若くて元気な祖父母が増えています。若い夫婦の子育ての、上手な応援団になっていますか?

一人っ子のA君は自宅からバスや電車を利用して私立の小学校に通っています。「入学当初は毎日の通学にとても疲れていました。二年生になってからは随分慣れたようです」とお母さん。
「しかし……」とお父さん。「家では問題ないのですが、学校ではいたずらを繰り返したり友達や先生とのトラブルが頻繁で、落ち着かないようなんです。先生からどこかに相談されたらと言われまして……」
「A君が解決したいことはどんなことか教えてくれる?」。両親の間におとなしく挟まっているA君に問いかけてみました。彼からは「おじいちゃんやおばあちゃんがうるさい。細かいことを繰り返し言うし……」と意外な答えが返ってきました。

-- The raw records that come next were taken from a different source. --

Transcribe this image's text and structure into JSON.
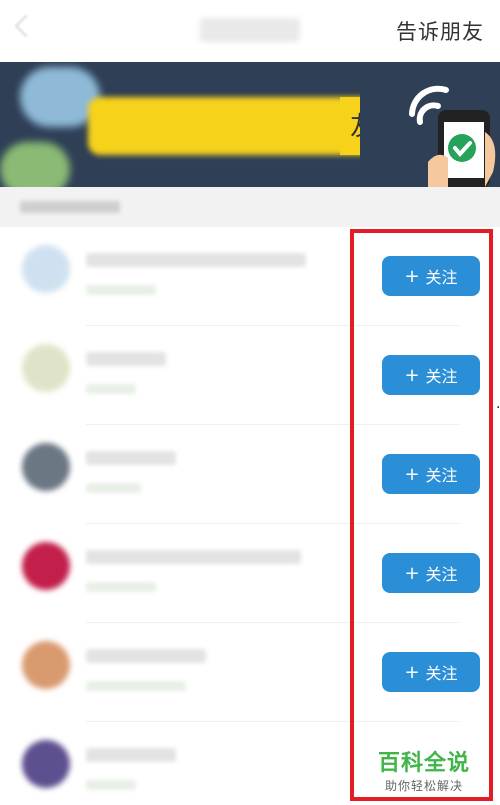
{
  "header": {
    "tell_friends": "告诉朋友"
  },
  "banner": {
    "text_fragment": "友"
  },
  "rows": [
    {
      "follow_label": "关注",
      "avatar_color": "#cfe1f0"
    },
    {
      "follow_label": "关注",
      "avatar_color": "#dfe4c8"
    },
    {
      "follow_label": "关注",
      "avatar_color": "#6c7784"
    },
    {
      "follow_label": "关注",
      "avatar_color": "#c21f4a"
    },
    {
      "follow_label": "关注",
      "avatar_color": "#d99a70"
    },
    {
      "avatar_color": "#5e4f8f"
    }
  ],
  "watermark": {
    "title": "百科全说",
    "subtitle": "助你轻松解决"
  },
  "colors": {
    "accent": "#2b8fd8",
    "highlight": "#e31c25",
    "banner_bg": "#2e3f56"
  }
}
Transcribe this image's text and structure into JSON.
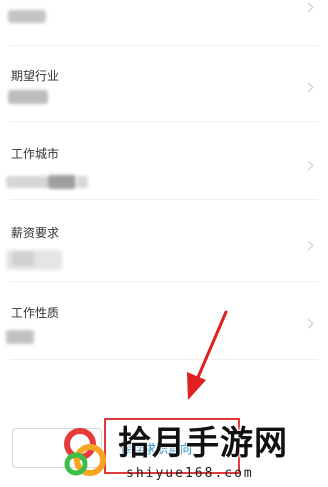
{
  "fields": [
    {
      "label": ""
    },
    {
      "label": "期望行业"
    },
    {
      "label": "工作城市"
    },
    {
      "label": "薪资要求"
    },
    {
      "label": "工作性质"
    }
  ],
  "confirm_button": {
    "label": "保存求职意向"
  },
  "watermark": {
    "title": "拾月手游网",
    "url": "shiyue168.com"
  },
  "colors": {
    "highlight": "#e23a3a",
    "arrow": "#e02020",
    "link": "#1e86c8"
  }
}
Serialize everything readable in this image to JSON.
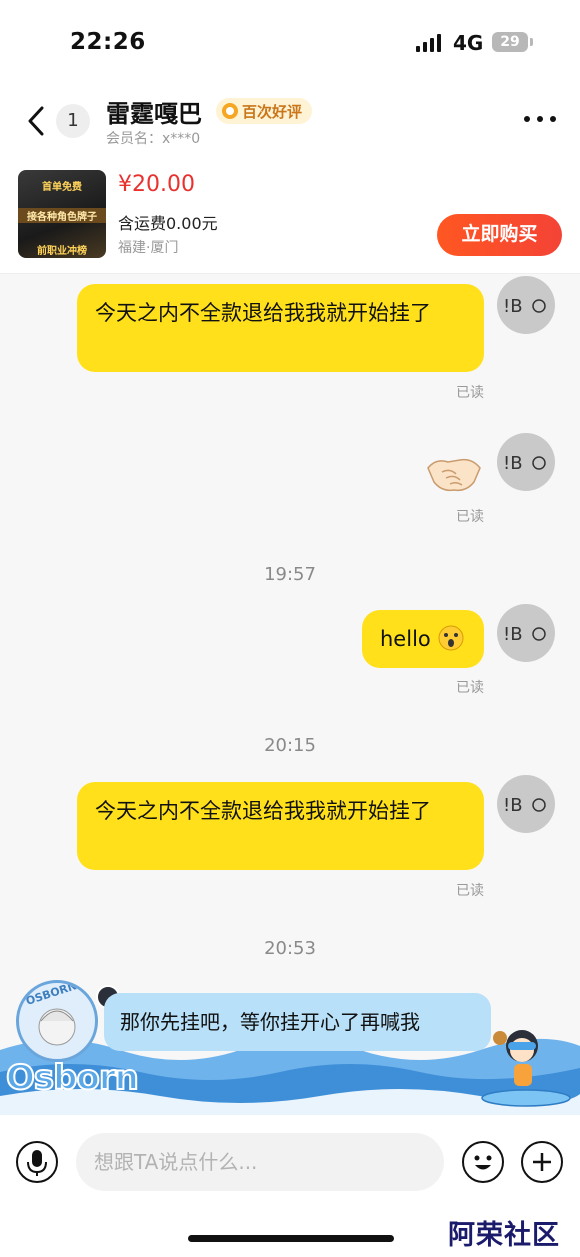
{
  "status_bar": {
    "time": "22:26",
    "network": "4G",
    "battery": "29"
  },
  "header": {
    "unread_count": "1",
    "seller_name": "雷霆嘎巴",
    "badge": "百次好评",
    "member_label": "会员名：x***0"
  },
  "product": {
    "thumb_lines": [
      "首单免费",
      "接各种角色牌子",
      "前职业冲榜"
    ],
    "price": "¥20.00",
    "shipping": "含运费0.00元",
    "location": "福建·厦门",
    "buy_label": "立即购买"
  },
  "avatar_text": "!B",
  "messages": [
    {
      "text": "今天之内不全款退给我我就开始挂了",
      "status": "已读"
    },
    {
      "status": "已读"
    },
    {
      "time": "19:57",
      "text": "hello",
      "status": "已读"
    },
    {
      "time": "20:15",
      "text": "今天之内不全款退给我我就开始挂了",
      "status": "已读"
    },
    {
      "time": "20:53",
      "text": "那你先挂吧，等你挂开心了再喊我"
    }
  ],
  "decor": {
    "badge_text": "OSBORN",
    "brand_text": "Osborn"
  },
  "input": {
    "placeholder": "想跟TA说点什么..."
  },
  "watermark": "阿荣社区"
}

実はお父さんも一人っ子とのこと。父方祖父母宅はスープの冷めない距離にあり、しかも祖父母宅の前のバス停をA君は利用しています。「毎朝、おじいちゃんかおばあちゃんがバスに乗る時間をチェックするんや!」とA君。「バスに乗る時間が少しでも遅れると、『前の日は遅くまで起きていたんだろう』『夕食が遅かったんだろう』と、その日の夕方から祖父母がわが家に来て、夕食が終わるまで監視するんですわ。『ちょっとは控えてください』と何度かお願いしたんですが、分かってもらえなくて……。初孫が可愛いというのは分かりますが、度が過ぎているというか……」。お母さんは積もり積もった思いを語り始めました。

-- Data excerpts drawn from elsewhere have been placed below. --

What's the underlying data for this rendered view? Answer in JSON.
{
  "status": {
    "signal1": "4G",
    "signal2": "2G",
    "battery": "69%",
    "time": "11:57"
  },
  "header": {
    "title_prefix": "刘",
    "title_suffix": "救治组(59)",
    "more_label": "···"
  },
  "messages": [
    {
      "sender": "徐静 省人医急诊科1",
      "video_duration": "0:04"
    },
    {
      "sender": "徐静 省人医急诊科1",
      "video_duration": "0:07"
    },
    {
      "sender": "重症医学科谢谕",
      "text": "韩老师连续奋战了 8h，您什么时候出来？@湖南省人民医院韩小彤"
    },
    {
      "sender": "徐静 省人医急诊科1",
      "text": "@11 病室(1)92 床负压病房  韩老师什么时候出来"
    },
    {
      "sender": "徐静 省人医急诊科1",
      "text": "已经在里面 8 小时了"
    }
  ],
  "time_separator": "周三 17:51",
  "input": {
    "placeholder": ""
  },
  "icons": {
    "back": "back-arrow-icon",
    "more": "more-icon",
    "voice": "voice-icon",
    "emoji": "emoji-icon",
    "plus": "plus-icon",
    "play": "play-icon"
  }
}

息子には任せておけないと若夫婦の離婚調停に同行する母親、「困ったらいつでも戻ってきたらいいよ」と喜んで迎える両親、毎日の出来事を長電話する息子を受け入れている実家の母親等々、若夫婦への援助のあり方はどうなのか? と感じる出来事が増えてきました。時間もお金も余裕のあるのが六十代以降の親世代かもしれません。だからといって、子どもとの距離がいつまでも近すぎるのも問題です。若い夫婦や若い親を育てるには、時には広い心をもって距離を置く接し方も祖父母世代には大切ではないでしょうか。